Bread Winner: Deborah Ellis

Since the Taliban took over Afghanistan, 11-year-old Parvana has rarely been outdoors. Barred from attending school, shopping at the market, or even playing in the streets of Kabul, the heroine of Deborah Ellis's engrossing children's novel The Breadwinner is trapped inside her family's one-room home. That is, until the Taliban hauls away her father and Parvana realizes that it's up to her to become the "breadwinner" and disguise herself as a boy to support her mother, two sisters, and baby brother. Set in the early years of the Taliban regime, this topical novel for middle readers explores the harsh realities of life for girls and women in modern-day Afghanistan.

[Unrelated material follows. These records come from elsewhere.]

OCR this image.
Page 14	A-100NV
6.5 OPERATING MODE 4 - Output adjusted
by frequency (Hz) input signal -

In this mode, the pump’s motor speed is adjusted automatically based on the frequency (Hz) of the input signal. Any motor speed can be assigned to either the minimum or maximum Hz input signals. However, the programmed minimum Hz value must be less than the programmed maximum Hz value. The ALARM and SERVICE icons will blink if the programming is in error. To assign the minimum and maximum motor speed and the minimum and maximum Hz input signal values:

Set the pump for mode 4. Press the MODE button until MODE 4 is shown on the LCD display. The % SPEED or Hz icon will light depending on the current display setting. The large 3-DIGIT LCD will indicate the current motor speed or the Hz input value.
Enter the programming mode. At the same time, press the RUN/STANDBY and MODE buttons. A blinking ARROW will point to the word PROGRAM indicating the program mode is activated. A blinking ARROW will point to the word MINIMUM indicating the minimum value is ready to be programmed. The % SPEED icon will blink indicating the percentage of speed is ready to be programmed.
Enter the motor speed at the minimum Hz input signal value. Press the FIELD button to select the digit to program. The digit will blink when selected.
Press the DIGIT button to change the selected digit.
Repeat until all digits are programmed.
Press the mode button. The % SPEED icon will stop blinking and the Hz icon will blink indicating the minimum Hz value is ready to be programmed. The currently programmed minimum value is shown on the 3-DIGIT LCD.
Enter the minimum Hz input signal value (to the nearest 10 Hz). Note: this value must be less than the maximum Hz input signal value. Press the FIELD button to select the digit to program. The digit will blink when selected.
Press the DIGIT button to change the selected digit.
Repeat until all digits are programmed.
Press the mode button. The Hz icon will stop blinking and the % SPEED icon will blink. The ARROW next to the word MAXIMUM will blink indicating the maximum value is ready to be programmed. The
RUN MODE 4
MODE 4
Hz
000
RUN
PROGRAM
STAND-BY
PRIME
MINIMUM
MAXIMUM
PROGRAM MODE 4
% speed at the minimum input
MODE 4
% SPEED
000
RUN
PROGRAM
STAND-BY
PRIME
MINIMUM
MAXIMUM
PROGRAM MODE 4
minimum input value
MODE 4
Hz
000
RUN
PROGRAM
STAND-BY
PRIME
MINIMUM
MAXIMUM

Behine the Mountains: Edwidge Danticat

As the best student in the class, Celiane is given a "sweet little book" in which she decides to keep a journal. Her entries date from October 2000 to March 2001, and chronicle the family's departure from their homeland of Haiti to join her father, who had immigrated to New York City five years earlier. When Celiane, her mother, and her 19-year-old brother are finally approved to enter the U.S., the teen knows everything will be all right as soon as she sees her father, but there are the unavoidable frictions among family members, fueled not only by the separation and adjustment to a new country, but also by the natural maturing process that the children undergo. In this gem of a book, Danticat explores the modern immigrant experience through the eyes of one teen.

When his grandfather Bapu suffers a stroke, eight-year-old Anu runs for help, but his grandfather dies in the hospital. Grief-stricken, Anu remembers Bapu's daily Hindu rituals and shared moments, and he continues to see Bapu in dreams and visions. As these fade, Anu tries to reconnect with Bapu through a variety of imaginative strategies, including a hilarious attempt to become a sadhu or holy man. His friendships with classmate Unger and neighbor Izzy also add humorous elements that lighten the tone and move the plot. But there are more serious moments as well. Set in Seattle shortly after 9/11, Anu's narrative records incidents of prejudice, as when one emergency worker refers to him as "a little Islam." With episodes that ring true to a boy's perspective, Banerjee's novel provides discussable issues and multicultural insights as well as humor and emotion. (Grade 4-7)

THIS BOOK WAS ALSO MADE INTO A MOVIE

Growing up on the rough streets of Newark, New Jersey, Rameck, George,and Sampson could easily have followed their childhood friends into drug dealing, gangs, and prison.  But when a presentation at their school made the three boys aware of the opportunities available to them in the medical and dental professions, they made a pact among themselves that they would become doctors.  It took a lot of determination—and a lot of support from one another—but despite all the hardships along the way, the three succeeded.

Matt Christopher, the number one sports writer for kids, profiles basketball superstar Michael Jordan, covering his childhood, college career, rookie years, professional career highlights, and his short stint in minor league baseball. This reissue features an update, following Jordan from his re-entry into basketball as a player for the Washington Wizards to his third and final retirement announcement. With updated photos and Matt Christopher's easy-to-read style, this is a biography that's not to be missed.